What is Smart Growth?

Photo of people walking along sidewalk in Bethesda, MD.
Brick sidewalks, street trees, and store fronts with plenty of windows create an inviting pedestrian shopping experience in Bethesda, MD. Credit: faceless b / CC BY 3.0

Ten criteria for smart growth are divided into two categories. The Top Tier criteria are expected to be met by all plans and projects that deserve to be called smart growth. The bullets below each criterion address how the criterion applies to both individual projects and to master plans. Any particular plan or project is expected to meet the Second Tier criteria as applicable, but will not necessarily meet all of them.

Top Tier

These criteria focus on efficient use of land that is within walking distance of a mass transit station, and siting of balanced jobs, housing, and retail in centers that are connected to one another via mass transit.

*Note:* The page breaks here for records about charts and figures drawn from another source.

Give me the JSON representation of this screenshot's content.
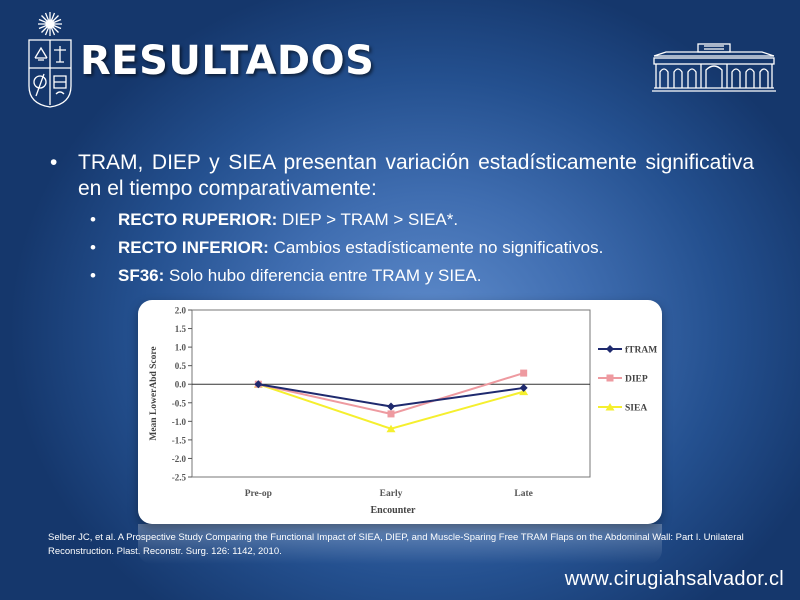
{
  "header": {
    "title": "RESULTADOS"
  },
  "content": {
    "main_bullet": "TRAM, DIEP y SIEA presentan variación estadísticamente significativa en el tiempo comparativamente:",
    "sub_bullets": [
      {
        "label": "RECTO RUPERIOR:",
        "text": " DIEP > TRAM > SIEA*."
      },
      {
        "label": "RECTO INFERIOR:",
        "text": " Cambios estadísticamente no significativos."
      },
      {
        "label": "SF36:",
        "text": " Solo hubo diferencia entre TRAM y SIEA."
      }
    ]
  },
  "chart_data": {
    "type": "line",
    "x": [
      "Pre-op",
      "Early",
      "Late"
    ],
    "xlabel": "Encounter",
    "ylabel": "Mean LowerAbd Score",
    "ylim": [
      -2.5,
      2.0
    ],
    "yticks": [
      "2.0",
      "1.5",
      "1.0",
      "0.5",
      "0.0",
      "-0.5",
      "-1.0",
      "-1.5",
      "-2.0",
      "-2.5"
    ],
    "legend_position": "right",
    "series": [
      {
        "name": "fTRAM",
        "values": [
          0.0,
          -0.6,
          -0.1
        ],
        "color": "#1f2a6e",
        "marker": "diamond"
      },
      {
        "name": "DIEP",
        "values": [
          0.0,
          -0.8,
          0.3
        ],
        "color": "#ee9aa0",
        "marker": "square"
      },
      {
        "name": "SIEA",
        "values": [
          0.0,
          -1.2,
          -0.2
        ],
        "color": "#f5ef2e",
        "marker": "triangle"
      }
    ]
  },
  "citation": "Selber JC, et al. A Prospective Study Comparing the Functional Impact of SIEA, DIEP, and Muscle-Sparing Free TRAM Flaps on the Abdominal Wall: Part I. Unilateral Reconstruction. Plast. Reconstr. Surg. 126: 1142, 2010.",
  "footer": {
    "website": "www.cirugiahsalvador.cl"
  },
  "icons": {
    "left_logo": "university-crest-icon",
    "right_logo": "hospital-building-icon"
  },
  "colors": {
    "background": "#3f6db0",
    "text": "#ffffff"
  }
}
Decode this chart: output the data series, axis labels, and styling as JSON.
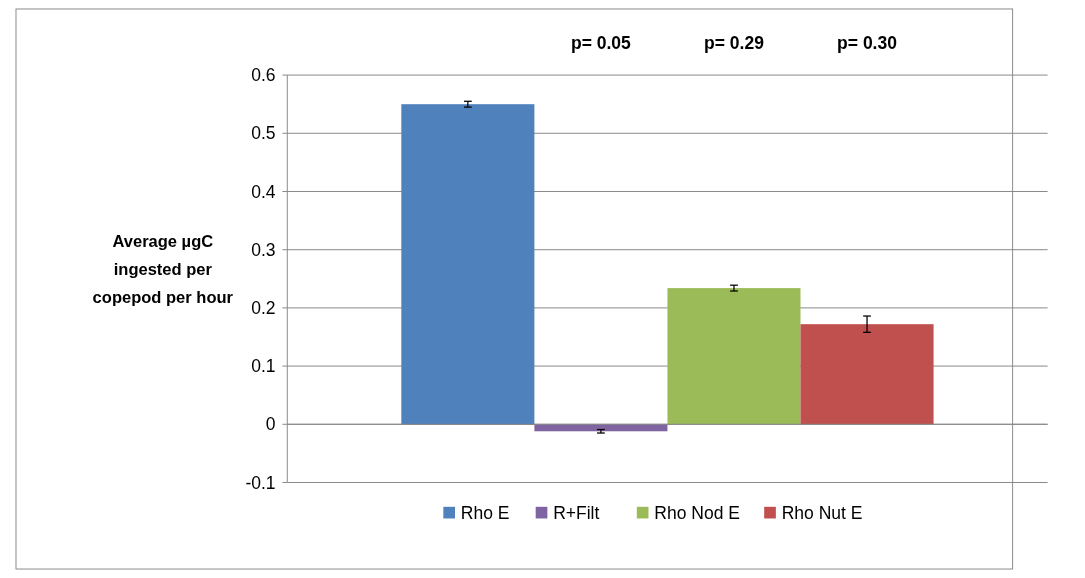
{
  "chart_data": {
    "type": "bar",
    "categories": [
      null
    ],
    "ylabel": "Average µgC ingested per copepod per hour",
    "series": [
      {
        "name": "Rho E",
        "color": "#4f81bd",
        "values": [
          0.55
        ],
        "errors": [
          0.005
        ]
      },
      {
        "name": "R+Filt",
        "color": "#8064a2",
        "values": [
          -0.012
        ],
        "errors": [
          0.003
        ]
      },
      {
        "name": "Rho Nod E",
        "color": "#9bbb59",
        "values": [
          0.234
        ],
        "errors": [
          0.005
        ]
      },
      {
        "name": "Rho Nut E",
        "color": "#c0504d",
        "values": [
          0.172
        ],
        "errors": [
          0.014
        ]
      }
    ],
    "annotations": [
      "p= 0.05",
      "p= 0.29",
      "p= 0.30"
    ],
    "ylim": [
      -0.1,
      0.6
    ],
    "yticks": [
      -0.1,
      0,
      0.1,
      0.2,
      0.3,
      0.4,
      0.5,
      0.6
    ],
    "grid": "y",
    "legend": "bottom"
  }
}
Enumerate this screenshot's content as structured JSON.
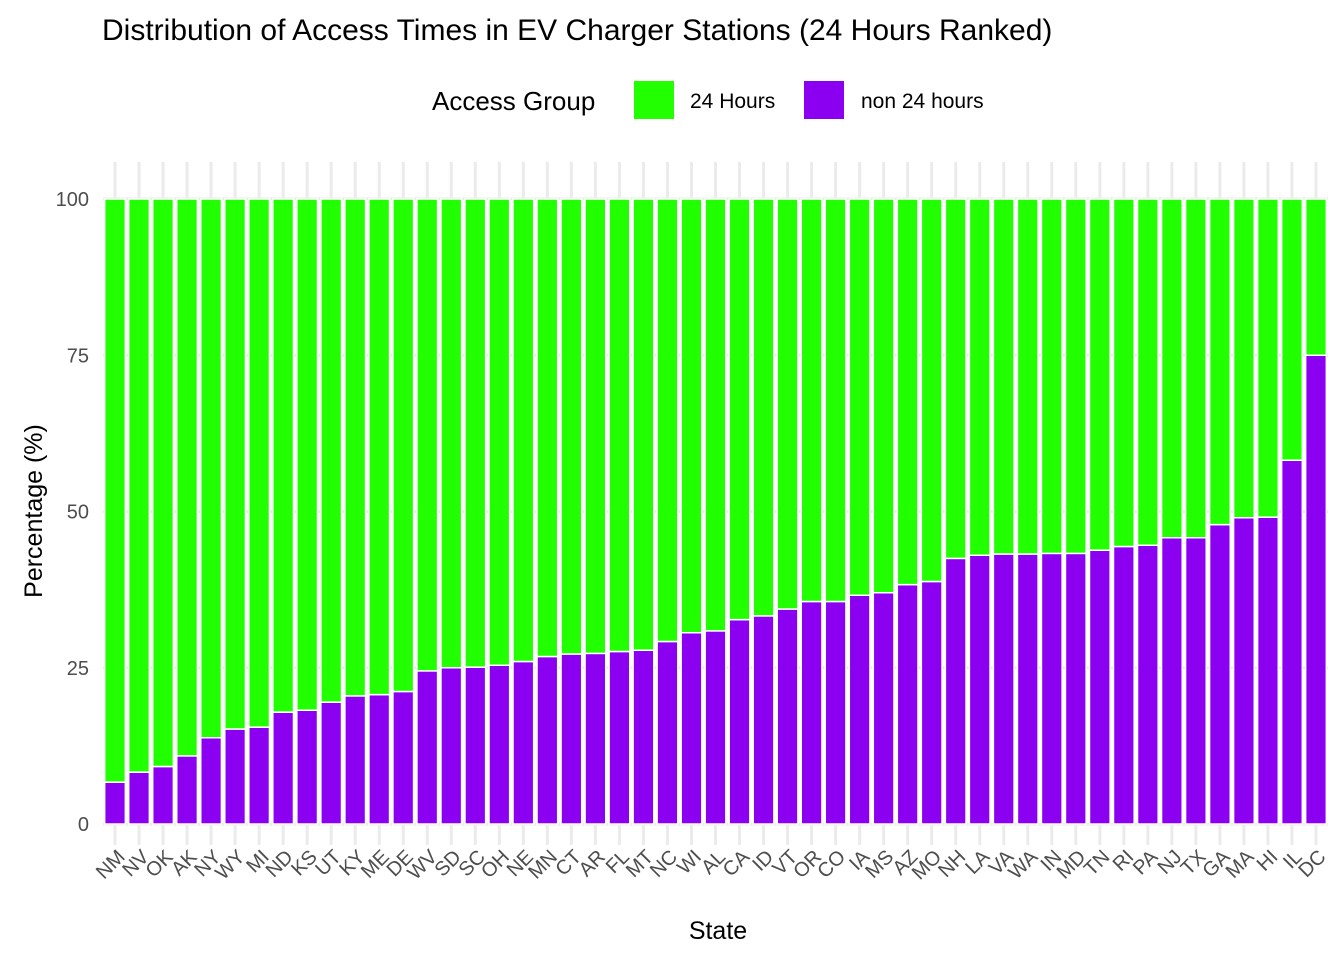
{
  "chart_data": {
    "type": "bar",
    "stacked": true,
    "title": "Distribution of Access Times in EV Charger Stations (24 Hours Ranked)",
    "xlabel": "State",
    "ylabel": "Percentage (%)",
    "ylim": [
      0,
      100
    ],
    "yticks": [
      0,
      25,
      50,
      75,
      100
    ],
    "legend": {
      "title": "Access Group",
      "position": "top",
      "entries": [
        {
          "label": "24 Hours",
          "color": "#22ff00"
        },
        {
          "label": "non 24 hours",
          "color": "#8b00f0"
        }
      ]
    },
    "categories": [
      "NM",
      "NV",
      "OK",
      "AK",
      "NY",
      "WY",
      "MI",
      "ND",
      "KS",
      "UT",
      "KY",
      "ME",
      "DE",
      "WV",
      "SD",
      "SC",
      "OH",
      "NE",
      "MN",
      "CT",
      "AR",
      "FL",
      "MT",
      "NC",
      "WI",
      "AL",
      "CA",
      "ID",
      "VT",
      "OR",
      "CO",
      "IA",
      "MS",
      "AZ",
      "MO",
      "NH",
      "LA",
      "VA",
      "WA",
      "IN",
      "MD",
      "TN",
      "RI",
      "PA",
      "NJ",
      "TX",
      "GA",
      "MA",
      "HI",
      "IL",
      "DC"
    ],
    "series": [
      {
        "name": "non 24 hours",
        "color": "#8b00f0",
        "values": [
          6.7,
          8.3,
          9.2,
          10.9,
          13.8,
          15.2,
          15.5,
          17.9,
          18.2,
          19.5,
          20.5,
          20.7,
          21.2,
          24.5,
          25.0,
          25.1,
          25.4,
          26.0,
          26.8,
          27.2,
          27.3,
          27.6,
          27.8,
          29.2,
          30.6,
          30.9,
          32.7,
          33.3,
          34.4,
          35.6,
          35.6,
          36.6,
          37.0,
          38.3,
          38.8,
          42.5,
          43.0,
          43.2,
          43.2,
          43.3,
          43.3,
          43.8,
          44.4,
          44.6,
          45.8,
          45.8,
          47.9,
          49.0,
          49.1,
          58.2,
          75.0
        ]
      },
      {
        "name": "24 Hours",
        "color": "#22ff00",
        "values": [
          93.3,
          91.7,
          90.8,
          89.1,
          86.2,
          84.8,
          84.5,
          82.1,
          81.8,
          80.5,
          79.5,
          79.3,
          78.8,
          75.5,
          75.0,
          74.9,
          74.6,
          74.0,
          73.2,
          72.8,
          72.7,
          72.4,
          72.2,
          70.8,
          69.4,
          69.1,
          67.3,
          66.7,
          65.6,
          64.4,
          64.4,
          63.4,
          63.0,
          61.7,
          61.2,
          57.5,
          57.0,
          56.8,
          56.8,
          56.7,
          56.7,
          56.2,
          55.6,
          55.4,
          54.2,
          54.2,
          52.1,
          51.0,
          50.9,
          41.8,
          25.0
        ]
      }
    ]
  }
}
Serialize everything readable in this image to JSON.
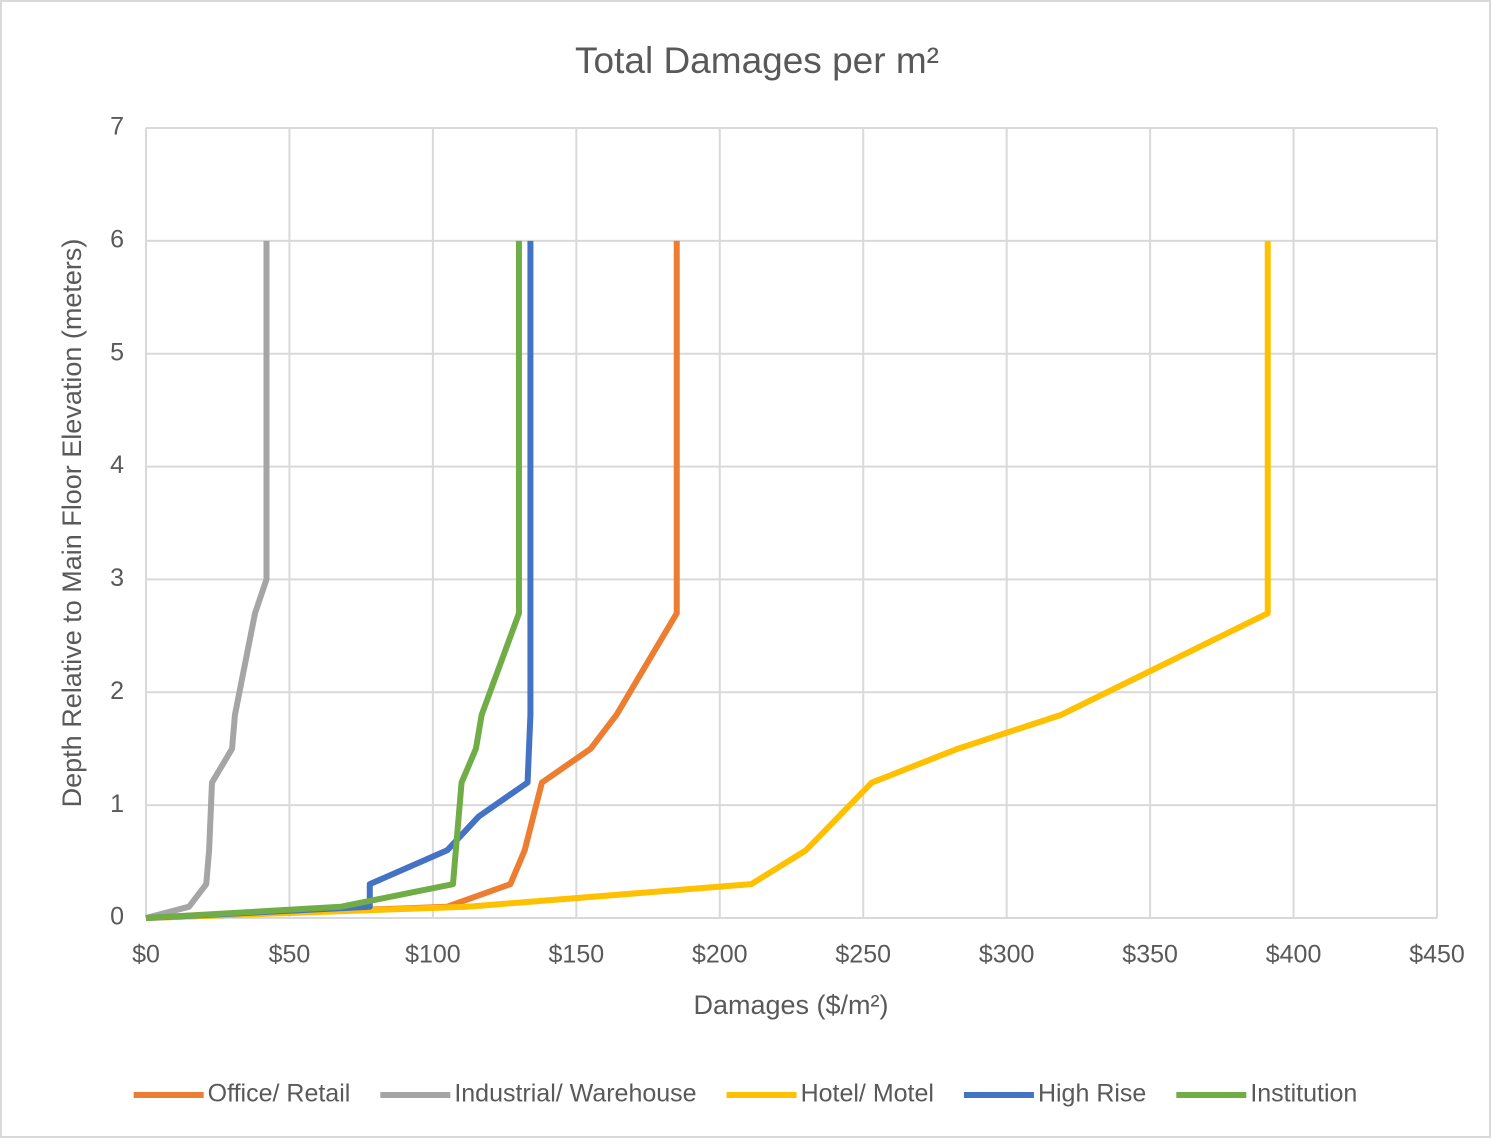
{
  "chart_data": {
    "type": "line",
    "title": "Total Damages per m²",
    "x_label": "Damages ($/m²)",
    "y_label": "Depth Relative to Main Floor Elevation (meters)",
    "xlim": [
      0,
      450
    ],
    "xticks": [
      {
        "value": 0,
        "label": "$0"
      },
      {
        "value": 50,
        "label": "$50"
      },
      {
        "value": 100,
        "label": "$100"
      },
      {
        "value": 150,
        "label": "$150"
      },
      {
        "value": 200,
        "label": "$200"
      },
      {
        "value": 250,
        "label": "$250"
      },
      {
        "value": 300,
        "label": "$300"
      },
      {
        "value": 350,
        "label": "$350"
      },
      {
        "value": 400,
        "label": "$400"
      },
      {
        "value": 450,
        "label": "$450"
      }
    ],
    "ylim": [
      0,
      7
    ],
    "yticks": [
      0,
      1,
      2,
      3,
      4,
      5,
      6,
      7
    ],
    "grid": true,
    "legend": "bottom",
    "series": [
      {
        "name": "Office/ Retail",
        "color": "#ed7d31",
        "x": [
          0,
          105,
          127,
          132,
          138,
          155,
          164,
          185,
          185
        ],
        "values": [
          0,
          0.1,
          0.3,
          0.6,
          1.2,
          1.5,
          1.8,
          2.7,
          6
        ]
      },
      {
        "name": "Industrial/ Warehouse",
        "color": "#a5a5a5",
        "x": [
          0,
          15,
          21,
          22,
          23,
          30,
          31,
          38,
          42,
          42
        ],
        "values": [
          0,
          0.1,
          0.3,
          0.6,
          1.2,
          1.5,
          1.8,
          2.7,
          3,
          6
        ]
      },
      {
        "name": "Hotel/ Motel",
        "color": "#ffc000",
        "x": [
          0,
          112,
          211,
          230,
          253,
          283,
          319,
          391,
          391
        ],
        "values": [
          0,
          0.1,
          0.3,
          0.6,
          1.2,
          1.5,
          1.8,
          2.7,
          6
        ]
      },
      {
        "name": "High Rise",
        "color": "#4472c4",
        "x": [
          0,
          78,
          78,
          105,
          116,
          133,
          134,
          134
        ],
        "values": [
          0,
          0.1,
          0.3,
          0.6,
          0.9,
          1.2,
          1.8,
          6
        ]
      },
      {
        "name": "Institution",
        "color": "#70ad47",
        "x": [
          0,
          68,
          107,
          110,
          115,
          117,
          130,
          130
        ],
        "values": [
          0,
          0.1,
          0.3,
          1.2,
          1.5,
          1.8,
          2.7,
          6
        ]
      }
    ]
  }
}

  1. Transit-oriented development
    • Is the project located at a node or in a corridor with efficient, high-capacity transit service in place or under construction?
    • Will the project go further to encourage the use of transportation alternatives to cars? Does the development include significant traffic mitigation features? For example, does the developer provide shuttle buses to metro stations?
    • Is a master plan containing high-density mixed land use located along an efficient, high-capacity transit system that either currently exists or is programmed for construction?
    • Does the plan give priority to efficient, reliable, affordable transportation alternatives such as walkways, bikeways, and efficient buses, rather than road improvements?
    • Does the plan stage development so that it occurs only when alternate transportation is in place?
  2. Balanced development of jobs, housing, and retail opportunities
    • How does a particular project's land use balance the land uses in its surroundings (the community, the corridor, the block, the area near a metro station)?
    • Does a master plan adequately address mixed uses in sector, communities, corridors? Job/housing balance is especially important. All plans should achieve or significantly improve the balance within its planning area or corridor
  3. Efficient use of land
    • Does a project in a transit center build up, rather than out?
    • Is the project's density appropriate for its proposed location?
    • Does a master plan envision adequately dense urban mixed-use development near transit?

Second Tier

  1. Housing opportunities for people of all income ranges
    • Does the project provide for affordable housing?
    • Does the master plan promote affordable housing near transit?
  2. Enhanced neighborhood amenities
    • Will the plan/project add to a good mix of retail, libraries, performance spaces (live music, for instance), gathering places, telework centers?
    • Are amenities located within walking distance of major office and residential developments in master plans
  3. Excellent urban design
    • Does the project positively contribute to the attractiveness and livability of the neighborhood?
    • Will the project provide a landmark for the community, while working with the scale and architecture of its community?
    • Does the master plan promote good urban design over "big box" design?
  4. Integration of development with surface public transportation, sidewalks, trails, and bikeways
    • Does the project easily connect with bus transit, shuttle buses to metro, light rail, bike trails?
    • Does the street-level design welcome pedestrians and bicycling? (For example, provision of lighted bike racks with overhangs for rainy weather; open, welcoming spaces on ground floors.)
    • Does the plan include efficient bus service in directions not served by the main transit backbone?
    • Does the master plan promote pedestrian-friendly, bike-friendly facades and streetscapes?
  5. Protected and enhanced green space
    • Will the development require destruction of parkland, farmland, forest or any currently undeveloped space, or does it use a previously developed lot?
    • Does the development incorporate multi-functional and attractive landscaping in its design?
    • What will be the development's impact on stormwater run-off? Will the project require new paving of previously porous surfaces, or will it change currently paved area into permeable space?
    • Does a plan reuse currently paved land and increase the net pervious area within its borders?
  6. Energy-efficient building/alternative energy sources
    • Does the project meet LEED and LEED-ND standards?
    • Does the project help to meet the county's carbon reduction goals?
    • Does a plan provide a place where many more county residents and workers can function with energy needs of half or below the current county average?
  7. Retention and reuse of existing buildings and building materials
    • Does the project use or incorporate existing buildings and building materials, to save the "embodied energy?" Does it recycle materials from demolished buildings?
    • Does the master plan promote the reuse of existing buildings where appropriate?
    • Does the master plan or project promote historic preservation?